Angoulvant Gabriel

Publié le par Roger Cousin

Angoulvant Gabriel Gabriel Louis Angoulvant (1872-1932) est un administrateur colonial français, en poste dans plusieurs pays d'Asie et d'Afrique, puis gouverneur général en AEF et en AOF. Gabriel Angoulvant est né à Longjumeau dans l'Essonne le 8 février 1872. Major de la promotion 1891 de l'École coloniale, titulaire d'un brevet de la section administrative, il étudie aussi le chinois et l'annamite à l'École des langues orientales, avant de commencer une carrière dans l'administration coloniale. Il est chancelier de résidence au Tonkin, vice-consul en Chine, puis secrétaire général de la Côte française des Somalis (dont il est gouverneur par interim de janvier à décembre 1900). Il publie ensuite Djibouti, Mer Rouge, Abyssinie (1902). La suite de son parcours le mène au Congo et en Guadeloupe, puis à Saint-Pierre-et-Miquelon et dans l'Inde française (1906) dont il devient le gouverneur.

Le 25 avril 1908 il est nommé gouverneur de la Côte d'Ivoire où il séjourne pendant huit ans. Dans ce pays ,la résistance à la pénétration coloniale est vive (le cas le plus connu est celui de la révolte des Abès ou Abbey ). Pour asseoir rapidement et définitivement l'autorité de la France sur le territoire, Angoulvant opte pour l'accélération forcée de la colonisation : « Je désire qu'il n'y ait désormais aucune hésitation sur la ligne politique à suivre. Cette ligne de conduite doit être uniforme pour toute la Colonie. Nous avons deux moyens de les mettre en pratique : ou attendre que notre influence et notre exemple agissent sur les populations qui nous sont confiées ; ou vouloir que la civilisation marche à grands pas, au prix d'une action... J'ai choisi le second procédé. »
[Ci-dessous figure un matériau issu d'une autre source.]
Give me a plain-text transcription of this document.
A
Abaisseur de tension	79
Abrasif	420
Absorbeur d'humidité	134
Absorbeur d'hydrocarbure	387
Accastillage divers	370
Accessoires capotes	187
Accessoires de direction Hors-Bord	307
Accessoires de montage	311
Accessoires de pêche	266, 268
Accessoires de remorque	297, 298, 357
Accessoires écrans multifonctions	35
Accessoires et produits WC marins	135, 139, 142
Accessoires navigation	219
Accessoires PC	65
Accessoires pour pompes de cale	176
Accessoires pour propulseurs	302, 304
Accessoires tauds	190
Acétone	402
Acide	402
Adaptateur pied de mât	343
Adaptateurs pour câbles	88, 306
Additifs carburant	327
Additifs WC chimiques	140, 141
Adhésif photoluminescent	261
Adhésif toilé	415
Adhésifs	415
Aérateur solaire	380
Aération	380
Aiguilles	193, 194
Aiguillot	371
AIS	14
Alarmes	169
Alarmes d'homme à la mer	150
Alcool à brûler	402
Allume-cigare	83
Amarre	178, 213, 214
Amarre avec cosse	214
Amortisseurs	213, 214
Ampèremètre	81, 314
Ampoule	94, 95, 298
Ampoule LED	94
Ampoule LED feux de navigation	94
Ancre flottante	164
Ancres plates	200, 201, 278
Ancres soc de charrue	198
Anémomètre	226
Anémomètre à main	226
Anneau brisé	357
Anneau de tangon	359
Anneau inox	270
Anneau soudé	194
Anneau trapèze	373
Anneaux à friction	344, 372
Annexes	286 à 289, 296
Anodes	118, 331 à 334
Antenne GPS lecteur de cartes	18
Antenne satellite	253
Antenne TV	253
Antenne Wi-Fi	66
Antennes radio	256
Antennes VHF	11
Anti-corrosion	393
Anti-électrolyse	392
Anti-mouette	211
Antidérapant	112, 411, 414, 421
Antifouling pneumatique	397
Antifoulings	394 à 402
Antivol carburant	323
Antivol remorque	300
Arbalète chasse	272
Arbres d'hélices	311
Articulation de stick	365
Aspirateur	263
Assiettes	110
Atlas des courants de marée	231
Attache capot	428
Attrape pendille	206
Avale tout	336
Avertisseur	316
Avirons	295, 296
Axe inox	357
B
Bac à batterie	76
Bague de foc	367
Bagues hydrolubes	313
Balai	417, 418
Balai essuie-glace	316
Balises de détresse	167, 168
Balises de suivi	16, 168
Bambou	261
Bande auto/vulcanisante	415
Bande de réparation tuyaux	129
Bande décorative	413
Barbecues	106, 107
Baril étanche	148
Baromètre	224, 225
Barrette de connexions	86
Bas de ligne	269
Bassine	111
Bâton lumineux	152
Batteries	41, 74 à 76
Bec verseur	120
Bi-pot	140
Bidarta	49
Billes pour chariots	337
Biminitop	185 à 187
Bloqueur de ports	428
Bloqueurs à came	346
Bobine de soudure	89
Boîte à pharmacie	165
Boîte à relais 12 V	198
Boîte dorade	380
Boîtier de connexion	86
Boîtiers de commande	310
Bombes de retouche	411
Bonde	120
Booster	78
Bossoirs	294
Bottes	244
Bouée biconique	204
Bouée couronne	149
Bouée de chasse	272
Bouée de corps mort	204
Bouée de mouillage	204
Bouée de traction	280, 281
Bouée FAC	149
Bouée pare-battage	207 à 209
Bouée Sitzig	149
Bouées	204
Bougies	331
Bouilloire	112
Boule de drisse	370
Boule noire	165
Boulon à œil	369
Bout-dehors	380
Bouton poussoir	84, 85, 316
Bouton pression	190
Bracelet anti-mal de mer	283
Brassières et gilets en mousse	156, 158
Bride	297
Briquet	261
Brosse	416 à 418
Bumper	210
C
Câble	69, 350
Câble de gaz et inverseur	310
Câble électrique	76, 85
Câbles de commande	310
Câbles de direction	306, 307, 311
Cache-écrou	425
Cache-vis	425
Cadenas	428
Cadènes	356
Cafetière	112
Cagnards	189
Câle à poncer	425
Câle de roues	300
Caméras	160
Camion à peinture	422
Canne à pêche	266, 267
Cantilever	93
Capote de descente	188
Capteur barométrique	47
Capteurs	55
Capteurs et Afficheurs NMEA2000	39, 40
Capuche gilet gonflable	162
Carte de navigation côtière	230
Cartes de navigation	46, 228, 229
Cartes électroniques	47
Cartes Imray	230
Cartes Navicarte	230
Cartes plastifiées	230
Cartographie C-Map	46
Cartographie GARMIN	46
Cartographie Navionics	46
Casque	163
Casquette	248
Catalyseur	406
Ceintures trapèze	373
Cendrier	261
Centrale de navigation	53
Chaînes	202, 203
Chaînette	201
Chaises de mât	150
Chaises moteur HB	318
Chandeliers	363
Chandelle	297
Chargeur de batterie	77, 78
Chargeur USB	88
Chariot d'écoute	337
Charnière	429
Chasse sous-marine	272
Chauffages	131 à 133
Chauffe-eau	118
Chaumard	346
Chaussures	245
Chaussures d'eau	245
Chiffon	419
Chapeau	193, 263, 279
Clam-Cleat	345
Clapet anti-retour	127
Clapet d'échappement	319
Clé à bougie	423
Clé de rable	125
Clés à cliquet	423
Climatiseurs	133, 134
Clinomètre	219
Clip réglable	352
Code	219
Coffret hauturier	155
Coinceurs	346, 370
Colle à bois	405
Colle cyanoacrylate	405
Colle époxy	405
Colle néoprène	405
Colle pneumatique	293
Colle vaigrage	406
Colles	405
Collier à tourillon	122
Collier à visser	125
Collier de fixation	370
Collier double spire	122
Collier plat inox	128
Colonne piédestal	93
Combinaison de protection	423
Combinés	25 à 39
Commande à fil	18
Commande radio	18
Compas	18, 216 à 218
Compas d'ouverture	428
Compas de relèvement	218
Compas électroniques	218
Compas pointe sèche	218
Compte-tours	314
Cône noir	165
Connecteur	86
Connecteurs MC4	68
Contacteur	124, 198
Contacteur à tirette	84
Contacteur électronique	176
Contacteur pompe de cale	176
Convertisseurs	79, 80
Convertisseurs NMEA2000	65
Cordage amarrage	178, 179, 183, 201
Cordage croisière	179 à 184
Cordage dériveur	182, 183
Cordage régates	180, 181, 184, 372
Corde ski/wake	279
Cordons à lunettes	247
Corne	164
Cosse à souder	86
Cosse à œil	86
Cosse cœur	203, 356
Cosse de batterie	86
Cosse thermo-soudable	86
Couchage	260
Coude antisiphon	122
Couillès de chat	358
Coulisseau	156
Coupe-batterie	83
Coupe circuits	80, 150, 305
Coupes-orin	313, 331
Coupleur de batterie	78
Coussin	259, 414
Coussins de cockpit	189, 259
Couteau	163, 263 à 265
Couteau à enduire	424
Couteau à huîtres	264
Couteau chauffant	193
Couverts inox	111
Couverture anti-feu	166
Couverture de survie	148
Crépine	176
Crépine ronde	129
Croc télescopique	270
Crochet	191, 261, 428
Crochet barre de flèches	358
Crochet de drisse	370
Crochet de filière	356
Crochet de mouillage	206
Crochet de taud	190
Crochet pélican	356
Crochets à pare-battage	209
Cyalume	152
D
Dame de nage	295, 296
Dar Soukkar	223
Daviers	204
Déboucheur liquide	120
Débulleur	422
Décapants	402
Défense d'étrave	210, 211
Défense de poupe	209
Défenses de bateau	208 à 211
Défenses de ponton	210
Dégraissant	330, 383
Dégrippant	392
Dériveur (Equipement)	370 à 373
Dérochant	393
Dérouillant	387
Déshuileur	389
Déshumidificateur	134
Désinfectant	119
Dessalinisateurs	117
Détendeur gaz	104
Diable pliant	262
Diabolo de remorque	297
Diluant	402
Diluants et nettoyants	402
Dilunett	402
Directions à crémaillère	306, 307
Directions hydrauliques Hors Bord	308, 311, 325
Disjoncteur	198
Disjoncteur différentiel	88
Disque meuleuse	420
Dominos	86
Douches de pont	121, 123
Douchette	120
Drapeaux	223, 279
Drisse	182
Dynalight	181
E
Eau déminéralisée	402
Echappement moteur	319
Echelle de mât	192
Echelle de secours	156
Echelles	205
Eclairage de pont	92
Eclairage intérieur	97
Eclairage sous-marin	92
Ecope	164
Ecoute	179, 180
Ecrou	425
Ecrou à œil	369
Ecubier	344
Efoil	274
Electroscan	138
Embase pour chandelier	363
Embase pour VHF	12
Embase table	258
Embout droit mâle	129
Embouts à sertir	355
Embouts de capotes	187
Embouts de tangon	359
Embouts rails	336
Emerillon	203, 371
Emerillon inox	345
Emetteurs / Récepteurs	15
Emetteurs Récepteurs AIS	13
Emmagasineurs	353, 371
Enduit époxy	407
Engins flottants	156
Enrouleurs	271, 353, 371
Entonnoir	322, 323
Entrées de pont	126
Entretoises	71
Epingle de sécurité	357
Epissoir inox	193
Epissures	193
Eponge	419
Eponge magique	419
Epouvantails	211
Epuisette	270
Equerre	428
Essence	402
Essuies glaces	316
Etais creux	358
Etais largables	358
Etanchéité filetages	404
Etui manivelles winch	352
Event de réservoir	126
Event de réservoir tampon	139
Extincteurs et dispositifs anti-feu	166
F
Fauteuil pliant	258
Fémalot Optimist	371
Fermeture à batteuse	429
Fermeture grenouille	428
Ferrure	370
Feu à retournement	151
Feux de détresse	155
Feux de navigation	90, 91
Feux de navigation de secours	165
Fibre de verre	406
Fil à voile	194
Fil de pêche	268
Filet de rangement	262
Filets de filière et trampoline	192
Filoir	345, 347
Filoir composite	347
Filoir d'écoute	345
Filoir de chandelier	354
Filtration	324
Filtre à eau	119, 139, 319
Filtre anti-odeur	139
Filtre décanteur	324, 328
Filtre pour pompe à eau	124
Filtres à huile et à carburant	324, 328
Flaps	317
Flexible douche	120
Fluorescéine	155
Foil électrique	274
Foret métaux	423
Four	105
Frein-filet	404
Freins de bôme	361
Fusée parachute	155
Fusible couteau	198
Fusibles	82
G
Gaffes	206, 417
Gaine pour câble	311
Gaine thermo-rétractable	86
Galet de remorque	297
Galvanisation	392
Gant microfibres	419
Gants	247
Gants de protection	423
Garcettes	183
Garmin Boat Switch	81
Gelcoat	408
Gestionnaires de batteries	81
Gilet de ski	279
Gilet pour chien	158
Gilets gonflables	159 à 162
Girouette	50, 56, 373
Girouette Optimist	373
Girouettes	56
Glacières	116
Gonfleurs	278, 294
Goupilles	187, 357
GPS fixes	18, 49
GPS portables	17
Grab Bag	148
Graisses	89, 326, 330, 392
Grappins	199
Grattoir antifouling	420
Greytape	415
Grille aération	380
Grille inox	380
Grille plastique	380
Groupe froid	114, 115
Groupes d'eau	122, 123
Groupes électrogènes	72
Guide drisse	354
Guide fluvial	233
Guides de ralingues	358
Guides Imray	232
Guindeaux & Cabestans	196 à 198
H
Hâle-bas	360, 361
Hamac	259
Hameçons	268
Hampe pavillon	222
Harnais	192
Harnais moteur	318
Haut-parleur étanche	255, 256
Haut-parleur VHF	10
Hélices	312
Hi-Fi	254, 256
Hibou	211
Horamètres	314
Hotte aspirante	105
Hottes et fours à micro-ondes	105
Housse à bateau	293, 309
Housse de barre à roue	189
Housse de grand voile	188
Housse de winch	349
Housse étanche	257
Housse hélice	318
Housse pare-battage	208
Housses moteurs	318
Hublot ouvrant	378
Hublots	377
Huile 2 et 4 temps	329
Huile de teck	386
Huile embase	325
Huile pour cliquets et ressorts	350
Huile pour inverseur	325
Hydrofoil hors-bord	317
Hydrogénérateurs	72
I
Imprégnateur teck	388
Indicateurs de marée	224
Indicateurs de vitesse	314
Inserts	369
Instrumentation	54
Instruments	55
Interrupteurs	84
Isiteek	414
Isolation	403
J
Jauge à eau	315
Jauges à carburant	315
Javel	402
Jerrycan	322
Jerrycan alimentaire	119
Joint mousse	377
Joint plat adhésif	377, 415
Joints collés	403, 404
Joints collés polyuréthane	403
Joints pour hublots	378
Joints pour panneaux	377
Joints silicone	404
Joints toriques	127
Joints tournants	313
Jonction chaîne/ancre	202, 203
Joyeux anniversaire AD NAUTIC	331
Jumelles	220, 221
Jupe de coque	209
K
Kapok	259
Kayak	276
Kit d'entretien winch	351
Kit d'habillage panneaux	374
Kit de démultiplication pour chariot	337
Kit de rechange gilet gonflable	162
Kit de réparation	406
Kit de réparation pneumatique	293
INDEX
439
Au moment de l'insurrection des Abès et d'autres Baoulé, Bété en Côte d'Ivoire (1908-1910), il entreprend la «pacification» du pays : opérations militaires, internements, amendes de guerre, regroupement de villages et déportation des «têtes-de-fil» Abès et autres. Il expose son bilan dans La Pacification de la Côte d’Ivoire, 1908-1915 : méthodes et résultats (1916). Il devient gouverneur général de l'Afrique-Équatoriale française le 15 mai 1917. Lorsque le gouverneur de l'Afrique-Occidentale française (AOF) Joost van Vollenhoven démissionne le 11 janvier 1918 avant de mourir au champ d'honneur le 20 juillet 1918, Gabriel Angoulvant fait fonction jusqu'au 30 juillet 1919. Auguste Brunet prend alors la relève pour quelques semaines, jusqu'à la nomination de Martial Merlin. Alors que son prédécesseur, Van Vollenhoven, avait émis un avis défavorable au principe d'un nouveau recrutement de tirailleurs sénégalais, le gouverneur fraîchement promu soutient au contraire l'action de Blaise Diagne : «  « La France d'abord, la victoire avant tout.. ». Un enthousiasme évident était suscité dans un grand nombre de milieux autochtones par la présence d'un frère de race parvenu à une haute situation dans le pays. »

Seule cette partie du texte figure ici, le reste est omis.